National Security Bill

Proceeding contribution from Baroness Ludford (Liberal Democrat) in the House of Lords on Tuesday, 6 December 2022. It occurred during Debate on bills on National Security Bill.

My Lords, this has been a most interesting debate, not least due to the contributions from our national security, defence and intelligence professionals—or the securocrats, as the noble Lord, Lord Ricketts, collectively named them. As the noble Baroness, Lady Jones of Moulsecoomb, said, we have heard from people who actually know what they are talking about in this debate—unlike people like me. However, I will plough on none the less.

I thought it rather a pity that nobody from the Conservative Benches, beside the Minister, felt motivated to speak in this debate, while there were five from the Opposition, five from the Liberal Democrats and no fewer than seven from the formidable Cross Benches.

It is clear that UK democracy is under systemic attack from various hostile foreign Governments, including from China and Russia. But, as my noble friend Lord Wallace of Saltaire said, it is absurd to ask us to debate the Bill without publishing the redacted sections of the ISC’s Russia report, which the committee recommended should be released. As the NGO Spotlight on Corruption said, the Bill does not address the hole in the regime for keeping foreign and tainted money out of politics.

The noble Lord, Lord Evans of Weardale, regretted the Government’s rejection of the recommendations from the Committee on Standards in Public Life on political funding. The Electoral Commission has repeated its call for parties and campaigners to be banned from accepting donations from companies that have not made enough money in the UK to fund them and to be required to carry out enhanced due diligence and risk assessments before donations are accepted. Can the Minister tell us why these recommendations are not in the Bill?

The Bill also unfortunately omits the Government’s promised reform of the Official Secrets Act 1989, as noted by the noble Lords, Lord Evans of Weardale and Lord West of Spithead.

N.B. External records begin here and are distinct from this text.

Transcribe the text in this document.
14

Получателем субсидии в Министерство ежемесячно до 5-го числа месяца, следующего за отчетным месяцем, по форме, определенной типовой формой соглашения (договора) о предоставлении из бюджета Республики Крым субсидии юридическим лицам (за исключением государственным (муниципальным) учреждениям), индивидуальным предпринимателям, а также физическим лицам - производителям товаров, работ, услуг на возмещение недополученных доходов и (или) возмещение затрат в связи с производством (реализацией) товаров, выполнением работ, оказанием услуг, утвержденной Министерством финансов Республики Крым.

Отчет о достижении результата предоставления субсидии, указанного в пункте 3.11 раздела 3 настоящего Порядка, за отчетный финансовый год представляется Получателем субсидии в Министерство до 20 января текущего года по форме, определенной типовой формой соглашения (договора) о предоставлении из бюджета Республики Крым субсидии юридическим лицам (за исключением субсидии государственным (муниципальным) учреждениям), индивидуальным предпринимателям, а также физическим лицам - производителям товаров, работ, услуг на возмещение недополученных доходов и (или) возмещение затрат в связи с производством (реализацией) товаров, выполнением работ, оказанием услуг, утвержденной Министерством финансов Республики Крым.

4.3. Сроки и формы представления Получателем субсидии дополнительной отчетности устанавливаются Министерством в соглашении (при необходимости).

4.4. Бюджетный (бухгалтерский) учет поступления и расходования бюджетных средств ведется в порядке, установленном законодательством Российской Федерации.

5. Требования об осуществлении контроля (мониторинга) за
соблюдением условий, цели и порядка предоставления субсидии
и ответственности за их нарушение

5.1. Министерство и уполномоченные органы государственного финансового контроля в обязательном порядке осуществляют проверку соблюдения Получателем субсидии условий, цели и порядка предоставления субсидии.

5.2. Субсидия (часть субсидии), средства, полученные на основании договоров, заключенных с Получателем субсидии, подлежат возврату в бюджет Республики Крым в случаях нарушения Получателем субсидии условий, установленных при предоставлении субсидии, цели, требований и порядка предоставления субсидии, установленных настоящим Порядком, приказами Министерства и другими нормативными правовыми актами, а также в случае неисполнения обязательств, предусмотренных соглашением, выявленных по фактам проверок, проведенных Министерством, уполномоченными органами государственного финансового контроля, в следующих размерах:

Perhaps the Minister could clarify whether the Government plan to add that to the Bill during its passage in this House?

The report from the Joint Committee on Human Rights, on which I sit, described this Bill as a

“welcome attempt to modernise espionage offences”,

but expressed many concerns about its human rights impacts, some of which I will mention and have been mentioned by others.

One of the main concerns about the Bill is the Government’s attempts to constrain both scrutiny and accountability, as my noble friend Lord Beith and other noble Lords have said. One of these attempts is the failure to incorporate protection for whistleblowers and journalists, as my noble friend Lady Kramer pointed out; the other is the proposal to grant immunity from prosecution for conduct said to be necessary for the functions of the intelligence agencies or Armed Forces.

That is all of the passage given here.